Much had to be done before it was possible, and the crutches at the foot of the bed were the first reality. I did not want to, nor could I, be here as a cripple. I would need strong legs, to run if need be, and to walk straight at Paolo’s side on the land I hoped we would one day find for ourselves in Africa. This meant, I knew, more operations, more hospitals, more pain and patience. It would take time. But I would make it. Yet again I could see with great clarity that a will is a way, and that having a worthy goal is what truly matters. Another bond tied me to Paolo now. I, like him, was in love with Africa.
‘I must walk,’ I murmured to Paolo before sliding into the best sleep I had had in months. ‘I must learn to walk and run again, however long it takes.’
It took three more years.
5
To Walk Again
We have to change our patterns of reacting to experience. For our problems do not lie in what we experience, but in the attitude we have towards
it.
Akong Rimpoche
Venice was covered in yellow fog when we landed and our dark glowing skin and sun-bleached hair seemed incongruous among the pale crowd at Tessera airport. A little boy with a blond fringe, dressed in a dark blue coat, ran ahead of the small group who had come to meet us, and I kneeled to hug him. Every day, for the time I had been gone, I had sent him at least two postcards with photographs of animals, as I knew he would look forward to the arrival of the postman ringing his bicycle bell, and to little messages from across the sea assuring him that his mother cared, and thought of him constantly. The only thing I had been really looking forward to during the splendid two months abroad was to be reunited with Emanuele. He was four. He had been left in the care of his nanny, and of course of my mother, who adored him more than anyone else in the world.
Sitting at his bedside in his blue room, the first night I was back, I told him of Kenya and of the places I had visited, of the animals I had seen and the people I had met. He listened in silence, absorbed in all the stories. In his face there was that concentrated, focused look beyond his years and experience, which always made me think. Without having planned it, I heard myself saying, ‘One day, we shall live there.’ There was no surprise in his eyes, and he said quietly, ‘Yes.’
When I told my mother, she thought I was mad. Yet she knew me well enough not to contradict me. ‘You know nobody there. You speak no English. You hate driving. You … cannot yet walk,’ she protested.
‘I will learn. It is the place where I want to live. If Paolo asked me, I would go tomorrow.’ In the end, I was to ask him.

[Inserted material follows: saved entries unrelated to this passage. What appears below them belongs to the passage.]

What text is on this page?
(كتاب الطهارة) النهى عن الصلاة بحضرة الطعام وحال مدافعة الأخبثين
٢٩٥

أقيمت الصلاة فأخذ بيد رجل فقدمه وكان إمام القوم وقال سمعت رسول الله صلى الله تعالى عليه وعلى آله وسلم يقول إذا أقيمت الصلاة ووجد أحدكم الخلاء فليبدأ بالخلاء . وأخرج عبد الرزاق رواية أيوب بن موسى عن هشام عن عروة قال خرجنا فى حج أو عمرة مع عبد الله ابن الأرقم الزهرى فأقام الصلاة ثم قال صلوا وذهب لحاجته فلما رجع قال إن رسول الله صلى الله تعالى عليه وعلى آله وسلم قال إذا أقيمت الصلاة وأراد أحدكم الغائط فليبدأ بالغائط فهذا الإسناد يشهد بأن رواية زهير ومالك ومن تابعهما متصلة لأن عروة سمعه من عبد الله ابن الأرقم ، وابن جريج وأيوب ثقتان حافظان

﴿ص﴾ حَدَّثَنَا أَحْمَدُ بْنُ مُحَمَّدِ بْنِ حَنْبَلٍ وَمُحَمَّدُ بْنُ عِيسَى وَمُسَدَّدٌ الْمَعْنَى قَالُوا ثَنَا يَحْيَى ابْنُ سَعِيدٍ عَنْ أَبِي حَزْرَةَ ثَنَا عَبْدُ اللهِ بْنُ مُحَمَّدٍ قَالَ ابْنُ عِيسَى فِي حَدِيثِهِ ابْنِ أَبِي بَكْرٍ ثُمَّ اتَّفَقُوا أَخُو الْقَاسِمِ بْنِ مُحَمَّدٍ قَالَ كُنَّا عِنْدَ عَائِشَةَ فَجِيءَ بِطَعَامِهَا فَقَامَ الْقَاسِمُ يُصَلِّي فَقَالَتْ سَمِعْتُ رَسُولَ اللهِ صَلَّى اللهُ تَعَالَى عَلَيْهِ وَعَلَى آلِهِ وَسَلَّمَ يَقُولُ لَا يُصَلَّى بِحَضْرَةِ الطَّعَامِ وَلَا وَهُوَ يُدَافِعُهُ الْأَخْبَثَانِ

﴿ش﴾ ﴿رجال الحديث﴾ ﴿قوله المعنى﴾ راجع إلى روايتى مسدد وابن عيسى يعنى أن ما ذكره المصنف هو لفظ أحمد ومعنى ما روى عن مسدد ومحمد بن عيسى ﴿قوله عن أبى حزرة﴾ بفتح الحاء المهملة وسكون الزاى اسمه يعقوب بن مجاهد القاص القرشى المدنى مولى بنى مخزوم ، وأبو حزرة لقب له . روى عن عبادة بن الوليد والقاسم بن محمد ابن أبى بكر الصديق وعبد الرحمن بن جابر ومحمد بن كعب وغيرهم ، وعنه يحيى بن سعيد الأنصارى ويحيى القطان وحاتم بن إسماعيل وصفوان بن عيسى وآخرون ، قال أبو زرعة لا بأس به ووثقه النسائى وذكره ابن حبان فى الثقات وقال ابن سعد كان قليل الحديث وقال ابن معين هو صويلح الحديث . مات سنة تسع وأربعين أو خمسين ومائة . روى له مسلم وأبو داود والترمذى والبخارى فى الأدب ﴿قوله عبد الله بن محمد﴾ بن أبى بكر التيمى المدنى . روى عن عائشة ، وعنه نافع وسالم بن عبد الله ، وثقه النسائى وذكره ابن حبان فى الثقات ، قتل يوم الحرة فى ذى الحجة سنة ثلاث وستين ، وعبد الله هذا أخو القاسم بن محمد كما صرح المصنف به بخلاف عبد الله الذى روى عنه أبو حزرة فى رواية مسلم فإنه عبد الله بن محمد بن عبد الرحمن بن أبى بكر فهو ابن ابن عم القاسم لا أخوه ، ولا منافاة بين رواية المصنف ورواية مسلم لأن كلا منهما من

As we were landing from our second Kenya holiday, I said to Paolo, ‘Supposing that instead of living in Italy and spending our holidays in Kenya, we did the opposite?’
I had timed my question to match the gloom lining Paolo’s face at the prospect of going back to a life for which he had lost his enthusiasm, tuning it to the changed sound of the engines. I knew that, once said, there was no taking my words back, and that with them I had decided to help my destiny on the path which I was always meant to tread.